As you open your restaurant, prep for your grand re-opening, or simply prepare for a bigger investment in marketing, hire someone to take care of your photography for you. Prepare every item on your menu (or as much of it as you reasonably can) and have them take pictures of the inside and outside of your restaurant.

Even if you don’t have plans for a photo right away, these types of pictures can be used for social media or other advertisements later on. It is best to go ahead and get everything taken care of upfront so you aren’t scrambling for a picture later when you need one.

Restaurants who use photos that aren’t polished and professional end up looking like poor quality, local dive.

Guests will not pay your prices if they think your food and menu look like it belongs in a truck stop as opposed to a sit-down restaurant. You want to portray your food as elegant and refined, and the best way to start is with your photography and creative.

They don’t get help when they need it.

It can be hard to admit when you are in over your head, and even harder to mentally justify another expense when you’re already flailing. However, restaurants who do get help with their marketing and branding when they start to see less-than-stellar results are often the ones who end up getting through that difficult period and go on to have significant success.

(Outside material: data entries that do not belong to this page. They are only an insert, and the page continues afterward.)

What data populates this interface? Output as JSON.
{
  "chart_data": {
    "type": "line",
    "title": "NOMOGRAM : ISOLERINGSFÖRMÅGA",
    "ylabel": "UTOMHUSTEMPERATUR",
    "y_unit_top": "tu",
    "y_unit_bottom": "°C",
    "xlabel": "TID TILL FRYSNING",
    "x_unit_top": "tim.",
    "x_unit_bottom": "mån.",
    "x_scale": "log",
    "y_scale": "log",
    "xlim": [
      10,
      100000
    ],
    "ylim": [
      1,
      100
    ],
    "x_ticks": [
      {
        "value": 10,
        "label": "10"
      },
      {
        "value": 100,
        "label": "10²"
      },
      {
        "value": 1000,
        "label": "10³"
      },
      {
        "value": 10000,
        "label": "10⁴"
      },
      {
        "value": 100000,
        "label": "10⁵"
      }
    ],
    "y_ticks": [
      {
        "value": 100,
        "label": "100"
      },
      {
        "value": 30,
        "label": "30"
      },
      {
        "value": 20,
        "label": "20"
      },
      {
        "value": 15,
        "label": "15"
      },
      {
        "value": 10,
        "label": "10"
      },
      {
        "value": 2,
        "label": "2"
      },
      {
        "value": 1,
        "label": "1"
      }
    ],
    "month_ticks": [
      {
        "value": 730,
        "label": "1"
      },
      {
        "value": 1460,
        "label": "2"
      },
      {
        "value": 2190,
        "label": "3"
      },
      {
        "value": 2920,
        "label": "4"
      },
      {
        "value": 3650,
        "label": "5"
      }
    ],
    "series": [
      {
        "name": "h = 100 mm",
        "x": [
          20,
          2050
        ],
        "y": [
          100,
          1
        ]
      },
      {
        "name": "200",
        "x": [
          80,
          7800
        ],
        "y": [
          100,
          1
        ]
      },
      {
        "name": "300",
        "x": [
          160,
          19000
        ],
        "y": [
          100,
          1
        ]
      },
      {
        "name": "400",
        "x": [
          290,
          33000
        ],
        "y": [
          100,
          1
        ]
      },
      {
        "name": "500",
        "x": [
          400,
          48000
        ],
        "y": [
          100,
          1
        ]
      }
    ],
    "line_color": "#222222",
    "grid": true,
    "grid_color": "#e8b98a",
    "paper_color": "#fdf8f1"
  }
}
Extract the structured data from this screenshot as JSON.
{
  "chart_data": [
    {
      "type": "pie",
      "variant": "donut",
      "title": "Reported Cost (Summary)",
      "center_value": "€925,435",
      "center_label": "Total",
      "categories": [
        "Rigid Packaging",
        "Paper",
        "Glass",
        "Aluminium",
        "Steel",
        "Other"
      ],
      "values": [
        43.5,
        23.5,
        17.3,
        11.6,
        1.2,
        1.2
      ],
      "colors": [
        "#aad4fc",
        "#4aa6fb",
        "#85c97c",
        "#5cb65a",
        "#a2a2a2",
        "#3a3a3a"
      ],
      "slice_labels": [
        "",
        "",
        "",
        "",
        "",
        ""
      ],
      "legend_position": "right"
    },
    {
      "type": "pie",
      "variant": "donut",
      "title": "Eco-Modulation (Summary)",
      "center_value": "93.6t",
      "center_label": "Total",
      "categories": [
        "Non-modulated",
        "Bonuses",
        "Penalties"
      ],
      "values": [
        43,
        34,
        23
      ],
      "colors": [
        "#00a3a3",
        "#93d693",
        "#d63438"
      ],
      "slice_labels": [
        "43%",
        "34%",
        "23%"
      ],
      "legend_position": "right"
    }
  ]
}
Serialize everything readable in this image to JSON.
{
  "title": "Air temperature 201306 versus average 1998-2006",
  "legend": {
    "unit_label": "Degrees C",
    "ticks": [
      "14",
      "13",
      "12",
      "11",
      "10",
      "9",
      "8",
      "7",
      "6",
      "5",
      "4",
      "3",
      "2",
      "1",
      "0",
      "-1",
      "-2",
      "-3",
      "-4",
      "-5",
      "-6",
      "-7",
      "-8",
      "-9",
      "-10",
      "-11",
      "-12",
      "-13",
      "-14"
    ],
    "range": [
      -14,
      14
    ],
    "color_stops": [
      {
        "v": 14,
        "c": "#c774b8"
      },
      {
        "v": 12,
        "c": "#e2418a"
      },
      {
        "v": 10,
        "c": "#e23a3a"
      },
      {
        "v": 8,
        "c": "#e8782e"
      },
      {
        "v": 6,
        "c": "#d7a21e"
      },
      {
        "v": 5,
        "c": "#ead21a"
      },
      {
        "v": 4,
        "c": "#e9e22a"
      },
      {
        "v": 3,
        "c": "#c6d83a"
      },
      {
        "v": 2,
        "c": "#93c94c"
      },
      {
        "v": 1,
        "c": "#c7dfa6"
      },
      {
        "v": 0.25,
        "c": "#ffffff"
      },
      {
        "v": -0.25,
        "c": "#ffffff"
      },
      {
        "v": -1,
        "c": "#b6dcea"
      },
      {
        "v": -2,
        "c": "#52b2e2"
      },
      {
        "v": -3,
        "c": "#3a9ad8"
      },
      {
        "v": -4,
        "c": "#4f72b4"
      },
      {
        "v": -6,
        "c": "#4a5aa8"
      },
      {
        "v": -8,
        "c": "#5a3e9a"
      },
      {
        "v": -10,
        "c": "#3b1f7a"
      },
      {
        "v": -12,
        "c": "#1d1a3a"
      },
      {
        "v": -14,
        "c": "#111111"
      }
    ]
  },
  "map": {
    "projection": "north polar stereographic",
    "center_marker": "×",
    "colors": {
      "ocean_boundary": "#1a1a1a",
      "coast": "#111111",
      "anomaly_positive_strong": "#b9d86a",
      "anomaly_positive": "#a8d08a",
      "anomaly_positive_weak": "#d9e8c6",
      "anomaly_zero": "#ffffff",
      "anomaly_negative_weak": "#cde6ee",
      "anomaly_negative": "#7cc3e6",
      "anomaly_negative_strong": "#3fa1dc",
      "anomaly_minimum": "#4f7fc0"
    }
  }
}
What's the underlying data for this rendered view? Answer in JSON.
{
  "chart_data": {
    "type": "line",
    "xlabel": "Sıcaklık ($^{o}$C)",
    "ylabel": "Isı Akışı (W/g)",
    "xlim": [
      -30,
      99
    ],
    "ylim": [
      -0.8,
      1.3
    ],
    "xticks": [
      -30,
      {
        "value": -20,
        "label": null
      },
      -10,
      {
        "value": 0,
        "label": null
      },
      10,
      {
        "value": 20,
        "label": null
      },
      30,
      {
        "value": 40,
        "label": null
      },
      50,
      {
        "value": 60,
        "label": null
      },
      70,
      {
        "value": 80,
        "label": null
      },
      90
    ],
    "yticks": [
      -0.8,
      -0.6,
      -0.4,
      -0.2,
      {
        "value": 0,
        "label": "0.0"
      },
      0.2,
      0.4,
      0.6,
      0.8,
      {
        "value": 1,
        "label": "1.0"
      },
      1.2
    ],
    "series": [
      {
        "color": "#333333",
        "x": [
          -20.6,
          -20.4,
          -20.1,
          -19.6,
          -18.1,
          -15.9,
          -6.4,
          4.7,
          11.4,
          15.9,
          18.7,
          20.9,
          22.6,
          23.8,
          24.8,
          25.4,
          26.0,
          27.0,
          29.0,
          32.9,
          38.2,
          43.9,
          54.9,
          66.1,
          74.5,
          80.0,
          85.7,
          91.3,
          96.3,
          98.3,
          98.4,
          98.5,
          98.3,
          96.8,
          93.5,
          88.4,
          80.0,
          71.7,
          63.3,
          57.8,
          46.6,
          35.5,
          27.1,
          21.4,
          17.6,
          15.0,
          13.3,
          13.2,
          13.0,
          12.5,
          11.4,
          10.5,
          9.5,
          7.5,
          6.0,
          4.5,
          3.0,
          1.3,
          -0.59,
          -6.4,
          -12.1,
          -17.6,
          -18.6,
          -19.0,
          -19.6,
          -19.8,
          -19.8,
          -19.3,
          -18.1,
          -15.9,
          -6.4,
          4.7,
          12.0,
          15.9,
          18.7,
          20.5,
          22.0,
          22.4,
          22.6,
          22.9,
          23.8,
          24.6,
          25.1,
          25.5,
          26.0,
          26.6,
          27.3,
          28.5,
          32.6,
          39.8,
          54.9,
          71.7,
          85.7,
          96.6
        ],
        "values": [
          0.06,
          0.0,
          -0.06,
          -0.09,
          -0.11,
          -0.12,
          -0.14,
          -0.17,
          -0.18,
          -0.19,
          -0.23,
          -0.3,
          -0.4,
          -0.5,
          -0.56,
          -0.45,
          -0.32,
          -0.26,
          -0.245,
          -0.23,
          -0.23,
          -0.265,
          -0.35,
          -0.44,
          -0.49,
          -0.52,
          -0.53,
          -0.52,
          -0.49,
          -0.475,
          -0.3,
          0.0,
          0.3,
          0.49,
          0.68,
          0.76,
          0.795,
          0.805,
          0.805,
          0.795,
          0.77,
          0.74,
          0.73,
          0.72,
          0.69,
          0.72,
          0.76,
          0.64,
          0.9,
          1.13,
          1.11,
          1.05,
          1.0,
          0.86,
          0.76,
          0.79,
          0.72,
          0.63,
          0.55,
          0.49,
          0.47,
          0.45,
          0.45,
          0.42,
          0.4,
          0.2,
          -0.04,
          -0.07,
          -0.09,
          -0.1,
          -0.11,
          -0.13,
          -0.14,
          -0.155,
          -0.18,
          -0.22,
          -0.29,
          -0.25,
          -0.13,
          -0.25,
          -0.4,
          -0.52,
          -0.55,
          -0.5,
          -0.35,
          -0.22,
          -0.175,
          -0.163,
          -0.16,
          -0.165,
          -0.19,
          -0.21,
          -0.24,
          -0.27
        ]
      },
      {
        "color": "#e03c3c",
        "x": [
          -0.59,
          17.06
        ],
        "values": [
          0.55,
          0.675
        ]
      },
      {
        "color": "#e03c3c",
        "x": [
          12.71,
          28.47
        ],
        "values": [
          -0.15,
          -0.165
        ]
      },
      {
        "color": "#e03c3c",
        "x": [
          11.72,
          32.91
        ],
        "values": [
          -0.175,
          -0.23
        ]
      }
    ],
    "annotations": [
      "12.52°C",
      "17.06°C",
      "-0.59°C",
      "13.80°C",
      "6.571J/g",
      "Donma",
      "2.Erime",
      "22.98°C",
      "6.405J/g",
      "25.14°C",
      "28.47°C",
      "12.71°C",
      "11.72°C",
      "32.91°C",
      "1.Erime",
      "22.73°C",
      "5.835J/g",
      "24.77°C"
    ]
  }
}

As you start marketing efforts, be sure to keep your target audience in mind. Be as specific as possible, and use the most beautiful creative you can get your hands on. Test everything and track everything so that you can always head towards optimizations. Give your customers a clear next step, and be sure to remarket to them to keep them coming back for more. When in doubt, or if you just can’t seem to get a return on the spend you’re putting in, consider asking for help from a restaurant marketing agency.

Hopefully this article has shed some light on how to ensure success for your restaurant marketing campaigns.